With that as background, consider this most celebrated early post-war statement, which he included in many lectures:

First they came for the Socialists, and I did not speak out — because I was not a Socialist.

Then they came for the Trade Unionists, and I did not speak out — because I was not a Trade Unionist.

Then they came for the Jews, and I did not speak out — because I was not a Jew.

Then they came for me, and there was no one left to speak for me.

I suggest that we substitute some of the following terms. Instead of “Socialists,” substitute “Muslims.” For “Trade Unionists” enter “Mexicans.” For “Jews,” substitute “Women” or “Journalists.” 

Is it an exaggeration to compare the rise of Nazi rule in the 1930s with the installation of our present administration in Washington? After all, we are a democracy, containing the checks and balances needed to avoid repressive regimes! Americans are basically decent and generous people, not given to totalitarianism!

Not so fast. How does one explain that the same society that gave us Bach, Beethoven and Brahms also gave us Adolph Hitler? A review of author Peter Hayes’ new book Why? Explaining the Holocaust asks, “Why did a modern and cultured society that existed at the time embark on a course that led to genocide?” 

Is it possible that the German people needed Hitler to “make Germany great again” after WW I, and that he needed an ethnic scapegoat to blame for the German defeat in that war and for subsequent severe economic crises?

Could it happen here? Perhaps it is unlikely that our administration or future administrations would resort to the final solutions similar to those implemented in Germany 75 years ago. Yet we see current executive orders and proposed public policies which, cumulatively, can marginalize, threaten, and endanger entire groupings of people based on their heritage, color or religion, particularly in this modern technological age.
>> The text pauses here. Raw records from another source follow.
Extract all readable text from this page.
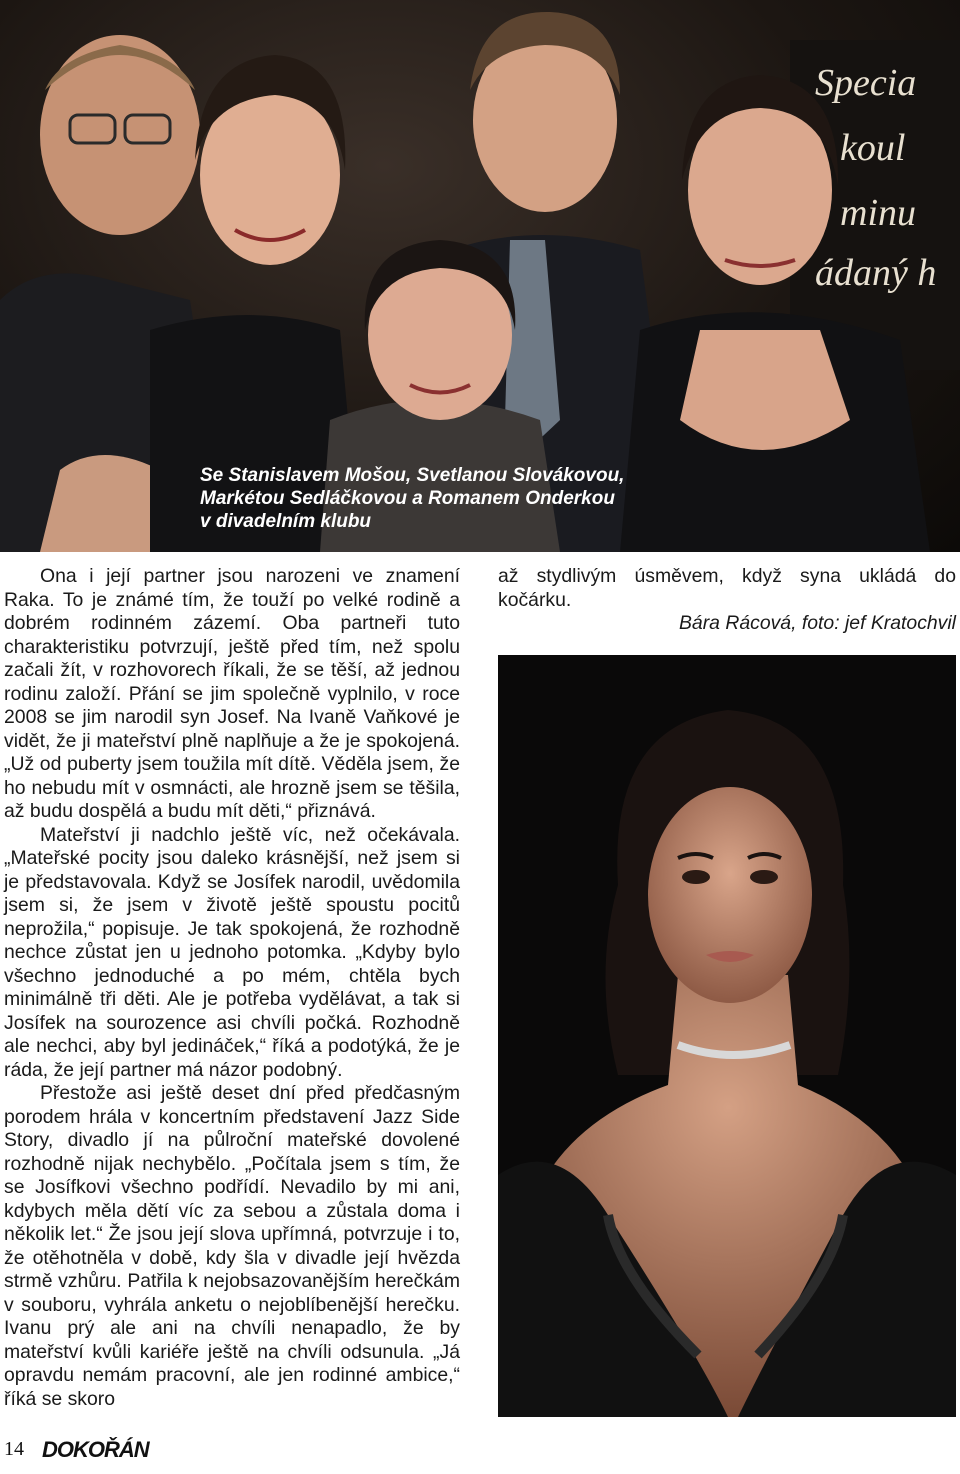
Specia
koul
minu
ádaný h
Se Stanislavem Mošou, Svetlanou Slovákovou,
Markétou Sedláčkovou a Romanem Onderkou
v divadelním klubu

Ona i její partner jsou narozeni ve znamení Raka. To je známé tím, že touží po velké rodině a dobrém rodinném zázemí. Oba partneři tuto charakteristiku potvrzují, ještě před tím, než spolu začali žít, v rozhovorech říkali, že se těší, až jednou rodinu založí. Přání se jim společně vyplnilo, v roce 2008 se jim narodil syn Josef. Na Ivaně Vaňkové je vidět, že ji mateřství plně naplňuje a že je spokojená. „Už od puberty jsem toužila mít dítě. Věděla jsem, že ho nebudu mít v osmnácti, ale hrozně jsem se těšila, až budu dospělá a budu mít děti,“ přiznává.

Mateřství ji nadchlo ještě víc, než očekávala. „Mateřské pocity jsou daleko krásnější, než jsem si je představovala. Když se Josífek narodil, uvědomila jsem si, že jsem v životě ještě spoustu pocitů neprožila,“ popisuje. Je tak spokojená, že rozhodně nechce zůstat jen u jednoho potomka. „Kdyby bylo všechno jednoduché a po mém, chtěla bych minimálně tři děti. Ale je potřeba vydělávat, a tak si Josífek na sourozence asi chvíli počká. Rozhodně ale nechci, aby byl jedináček,“ říká a podotýká, že je ráda, že její partner má názor podobný.

Přestože asi ještě deset dní před předčasným porodem hrála v koncertním představení Jazz Side Story, divadlo jí na půlroční mateřské dovolené rozhodně nijak nechybělo. „Počítala jsem s tím, že se Josífkovi všechno podřídí. Nevadilo by mi ani, kdybych měla dětí víc za sebou a zůstala doma i několik let.“ Že jsou její slova upřímná, potvrzuje i to, že otěhotněla v době, kdy šla v divadle její hvězda strmě vzhůru. Patřila k nejobsazovanějším herečkám v souboru, vyhrála anketu o nejoblíbenější herečku. Ivanu prý ale ani na chvíli nenapadlo, že by mateřství kvůli kariéře ještě na chvíli odsunula. „Já opravdu nemám pracovní, ale jen rodinné ambice,“ říká se skoro

až stydlivým úsměvem, když syna ukládá do kočárku.

Bára Rácová, foto: jef Kratochvil

14 DOKOŘÁN
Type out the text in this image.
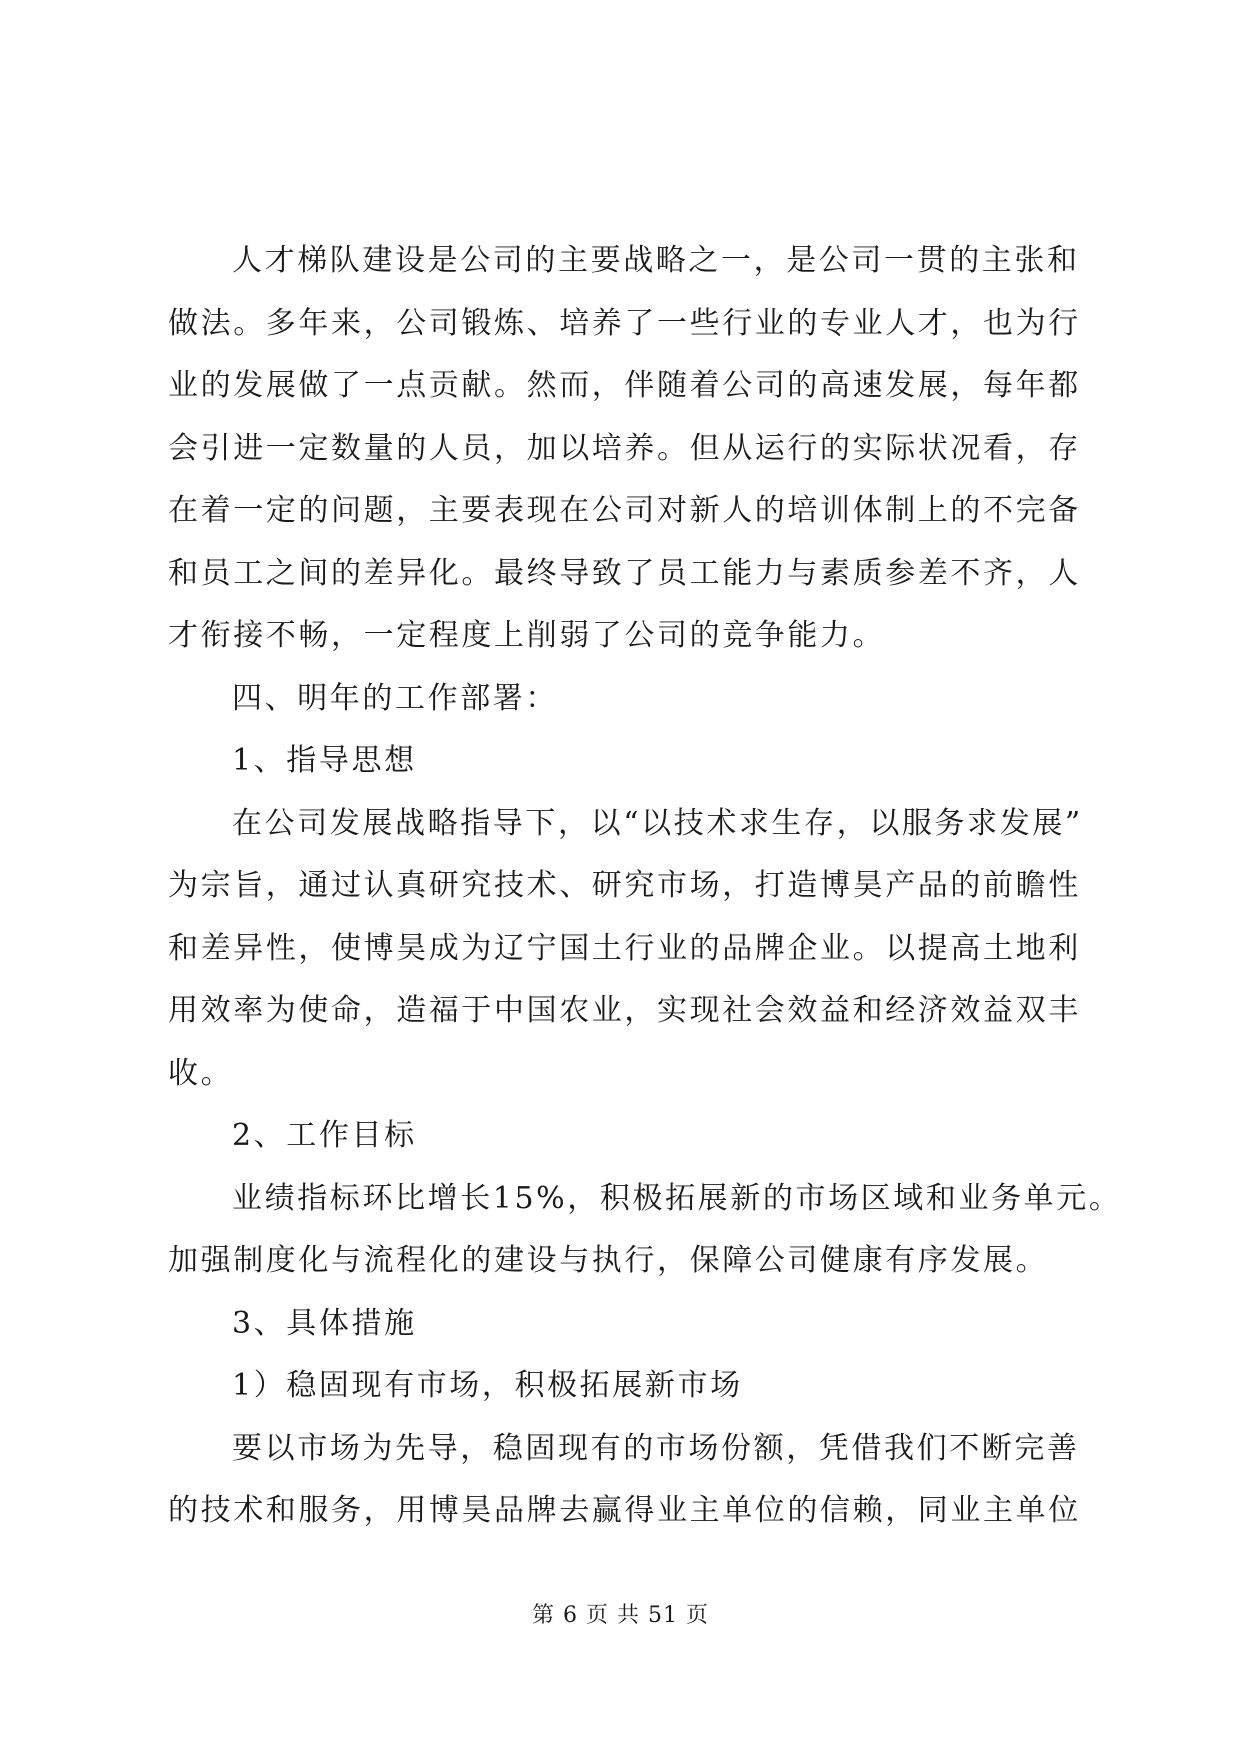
人才梯队建设是公司的主要战略之一，是公司一贯的主张和
做法。多年来，公司锻炼、培养了一些行业的专业人才，也为行
业的发展做了一点贡献。然而，伴随着公司的高速发展，每年都
会引进一定数量的人员，加以培养。但从运行的实际状况看，存
在着一定的问题，主要表现在公司对新人的培训体制上的不完备
和员工之间的差异化。最终导致了员工能力与素质参差不齐，人
才衔接不畅，一定程度上削弱了公司的竞争能力。
四、明年的工作部署：
1、指导思想
在公司发展战略指导下，以“以技术求生存，以服务求发展”
为宗旨，通过认真研究技术、研究市场，打造博昊产品的前瞻性
和差异性，使博昊成为辽宁国土行业的品牌企业。以提高土地利
用效率为使命，造福于中国农业，实现社会效益和经济效益双丰
收。
2、工作目标
业绩指标环比增长15%，积极拓展新的市场区域和业务单元。
加强制度化与流程化的建设与执行，保障公司健康有序发展。
3、具体措施
1）稳固现有市场，积极拓展新市场
要以市场为先导，稳固现有的市场份额，凭借我们不断完善
的技术和服务，用博昊品牌去赢得业主单位的信赖，同业主单位
第 6 页 共 51 页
To quote the final three words of Hayes’ book cited above: “Beware the beginnings!”

What is to be done? The remarkable, unprecedented marches of Jan. 21 promise the embryo of a strong nationwide, multicultural, multigender, multiracial resistance movement. If so, we and our children will be spared the need to be latter-day Martin Niemollers, apologizing for our silence. 

To quote my favorite chant of the marchers in Chicago on that sunny Saturday:

“No hate, no fear. Everyone is welcome here!”